I intend to use DynamoDB streams to implement a log trail that tracks changes to a number of tables (and writes this to log files on S3). Whenever a modification is made to a table, a lambda function will be invoked from the stream event. Now, I need to record the user that made the modification. For put and update, I can solve this by including an actual table attribute holding the ID of the caller. Now the record stored in the table will include this ID, which isn't really desirable as it's more meta-data about the operation than part of the record itself, but I can live with that.

So for example:

put({
  TableName: 'fruits',
  Item: {
    id: 7,
    name: 'Apple',
    flavor: 'Delicious',
    __modifiedBy: 'USER_42'
  })

This will result in a lambda function invocation, where I can write something like the following to my S3 log file:

table: 'fruits',
operation: 'put',
time: '2018-12-10T13:35:00Z',
user: 'USER_42',
data: {
    id: 7,
    name: 'Apple',
    flavor: 'Delicious',
}

However, for deletes, a problem arises - how can I log the calling user of the delete operation? Of course I can make two requests, one that updates the __modifiedBy, and another that deletes the item, and the stream would just fetch the __modifiedBy value from the OLD_IMAGE included in the stream event. However, this is really undesirable, having to spend 2 writes on a single delete of an item.

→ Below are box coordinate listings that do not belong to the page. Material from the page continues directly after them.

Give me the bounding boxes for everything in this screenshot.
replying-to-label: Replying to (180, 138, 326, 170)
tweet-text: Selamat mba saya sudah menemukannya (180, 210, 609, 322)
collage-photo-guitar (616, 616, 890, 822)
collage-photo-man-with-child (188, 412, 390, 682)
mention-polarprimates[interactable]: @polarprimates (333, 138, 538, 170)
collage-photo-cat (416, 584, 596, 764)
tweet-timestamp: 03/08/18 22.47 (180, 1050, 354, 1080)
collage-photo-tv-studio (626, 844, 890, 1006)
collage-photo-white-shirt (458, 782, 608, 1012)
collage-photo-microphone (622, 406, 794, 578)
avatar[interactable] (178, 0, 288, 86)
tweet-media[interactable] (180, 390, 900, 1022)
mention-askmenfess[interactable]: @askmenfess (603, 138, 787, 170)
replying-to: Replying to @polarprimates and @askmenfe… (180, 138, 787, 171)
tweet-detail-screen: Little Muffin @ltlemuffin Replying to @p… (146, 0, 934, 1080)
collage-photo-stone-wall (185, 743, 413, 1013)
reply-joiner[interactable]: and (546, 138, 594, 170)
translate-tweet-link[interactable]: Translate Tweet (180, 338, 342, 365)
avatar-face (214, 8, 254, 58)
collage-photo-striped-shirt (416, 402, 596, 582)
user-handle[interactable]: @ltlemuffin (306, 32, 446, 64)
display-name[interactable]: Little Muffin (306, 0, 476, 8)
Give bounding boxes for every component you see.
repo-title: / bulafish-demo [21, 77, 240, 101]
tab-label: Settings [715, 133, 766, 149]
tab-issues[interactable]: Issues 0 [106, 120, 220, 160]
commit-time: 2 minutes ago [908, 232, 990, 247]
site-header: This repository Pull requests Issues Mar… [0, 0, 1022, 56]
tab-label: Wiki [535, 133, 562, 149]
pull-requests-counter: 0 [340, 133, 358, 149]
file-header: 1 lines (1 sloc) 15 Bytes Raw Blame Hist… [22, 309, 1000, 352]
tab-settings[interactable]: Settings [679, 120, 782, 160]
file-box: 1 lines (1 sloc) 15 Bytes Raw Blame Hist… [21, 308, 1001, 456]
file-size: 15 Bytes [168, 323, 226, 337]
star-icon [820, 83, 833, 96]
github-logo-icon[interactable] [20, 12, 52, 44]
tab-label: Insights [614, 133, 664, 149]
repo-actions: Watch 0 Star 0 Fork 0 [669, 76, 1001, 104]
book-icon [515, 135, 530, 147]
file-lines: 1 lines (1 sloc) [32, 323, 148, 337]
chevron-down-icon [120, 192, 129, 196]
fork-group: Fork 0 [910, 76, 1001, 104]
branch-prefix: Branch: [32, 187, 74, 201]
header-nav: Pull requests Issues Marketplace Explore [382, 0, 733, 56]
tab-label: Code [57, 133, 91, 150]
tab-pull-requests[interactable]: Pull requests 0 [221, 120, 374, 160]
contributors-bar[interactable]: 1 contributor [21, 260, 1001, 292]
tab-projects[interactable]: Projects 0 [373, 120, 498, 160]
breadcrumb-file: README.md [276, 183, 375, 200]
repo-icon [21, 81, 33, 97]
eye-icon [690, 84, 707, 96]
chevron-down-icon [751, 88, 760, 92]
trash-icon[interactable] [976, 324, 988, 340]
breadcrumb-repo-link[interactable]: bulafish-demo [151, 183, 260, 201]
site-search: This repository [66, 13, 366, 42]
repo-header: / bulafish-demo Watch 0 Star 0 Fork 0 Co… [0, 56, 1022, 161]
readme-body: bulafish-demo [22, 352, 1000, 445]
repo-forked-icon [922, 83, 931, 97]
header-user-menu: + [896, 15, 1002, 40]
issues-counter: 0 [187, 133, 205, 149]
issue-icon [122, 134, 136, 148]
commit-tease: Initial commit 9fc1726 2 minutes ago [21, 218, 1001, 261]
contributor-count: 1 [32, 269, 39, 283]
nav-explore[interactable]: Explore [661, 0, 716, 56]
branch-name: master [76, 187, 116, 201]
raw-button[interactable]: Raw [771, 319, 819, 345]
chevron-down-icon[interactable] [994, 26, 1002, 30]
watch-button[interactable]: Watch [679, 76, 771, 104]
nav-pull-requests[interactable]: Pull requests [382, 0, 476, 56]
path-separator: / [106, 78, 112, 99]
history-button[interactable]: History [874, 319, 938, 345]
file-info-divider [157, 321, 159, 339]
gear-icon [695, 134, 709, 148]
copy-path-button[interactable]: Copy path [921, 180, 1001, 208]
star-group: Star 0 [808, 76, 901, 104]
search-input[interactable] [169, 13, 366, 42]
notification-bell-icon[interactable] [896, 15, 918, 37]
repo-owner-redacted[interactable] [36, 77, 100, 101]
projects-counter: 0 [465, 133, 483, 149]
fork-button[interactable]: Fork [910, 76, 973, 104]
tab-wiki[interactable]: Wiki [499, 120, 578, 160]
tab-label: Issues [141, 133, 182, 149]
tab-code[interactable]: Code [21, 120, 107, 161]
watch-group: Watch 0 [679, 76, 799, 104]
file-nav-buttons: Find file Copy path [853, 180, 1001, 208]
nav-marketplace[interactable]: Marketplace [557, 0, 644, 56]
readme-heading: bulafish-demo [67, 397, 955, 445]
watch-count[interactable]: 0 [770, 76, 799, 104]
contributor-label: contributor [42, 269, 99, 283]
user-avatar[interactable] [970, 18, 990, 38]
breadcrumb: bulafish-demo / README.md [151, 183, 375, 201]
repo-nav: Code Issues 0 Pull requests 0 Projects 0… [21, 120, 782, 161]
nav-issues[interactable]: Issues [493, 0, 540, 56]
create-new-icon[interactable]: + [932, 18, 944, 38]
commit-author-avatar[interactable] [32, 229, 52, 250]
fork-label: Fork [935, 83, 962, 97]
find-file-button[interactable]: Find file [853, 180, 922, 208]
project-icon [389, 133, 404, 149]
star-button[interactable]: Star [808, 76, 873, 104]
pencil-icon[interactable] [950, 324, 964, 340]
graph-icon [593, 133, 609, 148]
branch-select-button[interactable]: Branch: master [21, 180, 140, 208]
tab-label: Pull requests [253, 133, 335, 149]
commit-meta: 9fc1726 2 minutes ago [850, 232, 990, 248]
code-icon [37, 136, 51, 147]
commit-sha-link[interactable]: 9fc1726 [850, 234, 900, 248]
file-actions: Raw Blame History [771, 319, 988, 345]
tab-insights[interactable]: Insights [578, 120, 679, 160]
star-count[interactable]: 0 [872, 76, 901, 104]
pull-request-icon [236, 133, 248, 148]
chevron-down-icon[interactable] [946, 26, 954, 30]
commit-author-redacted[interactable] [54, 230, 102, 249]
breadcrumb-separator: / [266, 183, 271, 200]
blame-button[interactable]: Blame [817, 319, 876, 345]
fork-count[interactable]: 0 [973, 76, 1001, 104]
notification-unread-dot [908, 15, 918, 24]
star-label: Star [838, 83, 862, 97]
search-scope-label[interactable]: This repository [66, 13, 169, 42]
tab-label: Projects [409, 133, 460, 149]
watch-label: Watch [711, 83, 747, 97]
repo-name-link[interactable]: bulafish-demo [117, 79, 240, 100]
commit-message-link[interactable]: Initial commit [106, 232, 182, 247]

So is there a better way, such as attaching metadata to DynamoDB operations, that are carried over into stream events, without being part of the data written to the table itself?

1

1 Answers

5
votes

Here are 3 different options. The right one will depend on the requirements of your application. It could be that none of these will work in your specific use case, but in general, these approaches will all work.

Option 1

If you’re using AWS IAM at a granular enough level, then you can get the user identity from the Stream Record.

Option 2

If you can handle a small overhead when writing to dynamodb, you could set up a lambda function (or ec2-based service) which acts as a write proxy to your dynamodb tables. Configure your permissions so that only that Lambda can write to the table, and then you can accept any metadata you want and log it however you want. If all you need is logging of events, then you don’t need to write to S3, since AWS can handle Lambda logs for you.

Here’s an example pseudo code for a lambda function using logging instead of writing to S3.

handle_event(operation, item, user)
    log(operation, item, user)
    switch operation
        case put:
             dynamodb.put(item)
        case update:
             dynamodb.update(item)
        case delete:
             dynamodb.delete(item)

log(operation, item, user)
    logEntry.time = now
    logEntry.user = user
    ...
    print(logEntry)

You are, of course, free to still log directly to S3, but if you do, you may find that the added latency is significant enough to impact your application.

Option 3

If you can tolerate some stale data in your table, set up DynamoDB TTL on your table(s). Don’t set a TTL value when creating or updating an item. Then instead of deleting an item, update the item by adding the current time to the TTL field. As far as I can tell, DynamoDB does not use write capacity when removing items with an expired TTL, and expired items are removed with 24 hours of their expiry.

This will allow you to log the “add TTL” as the deletion and have a last modified by user for that deletion. You can safely ignore the actual delete that occurs when dynamodb cleans up the expired items.

In your application, you can also check for the presence of a TTL value so that you don’t present users with deleted data by accident. You could also add a filter expression to any queries that will omit items which have a TTL set.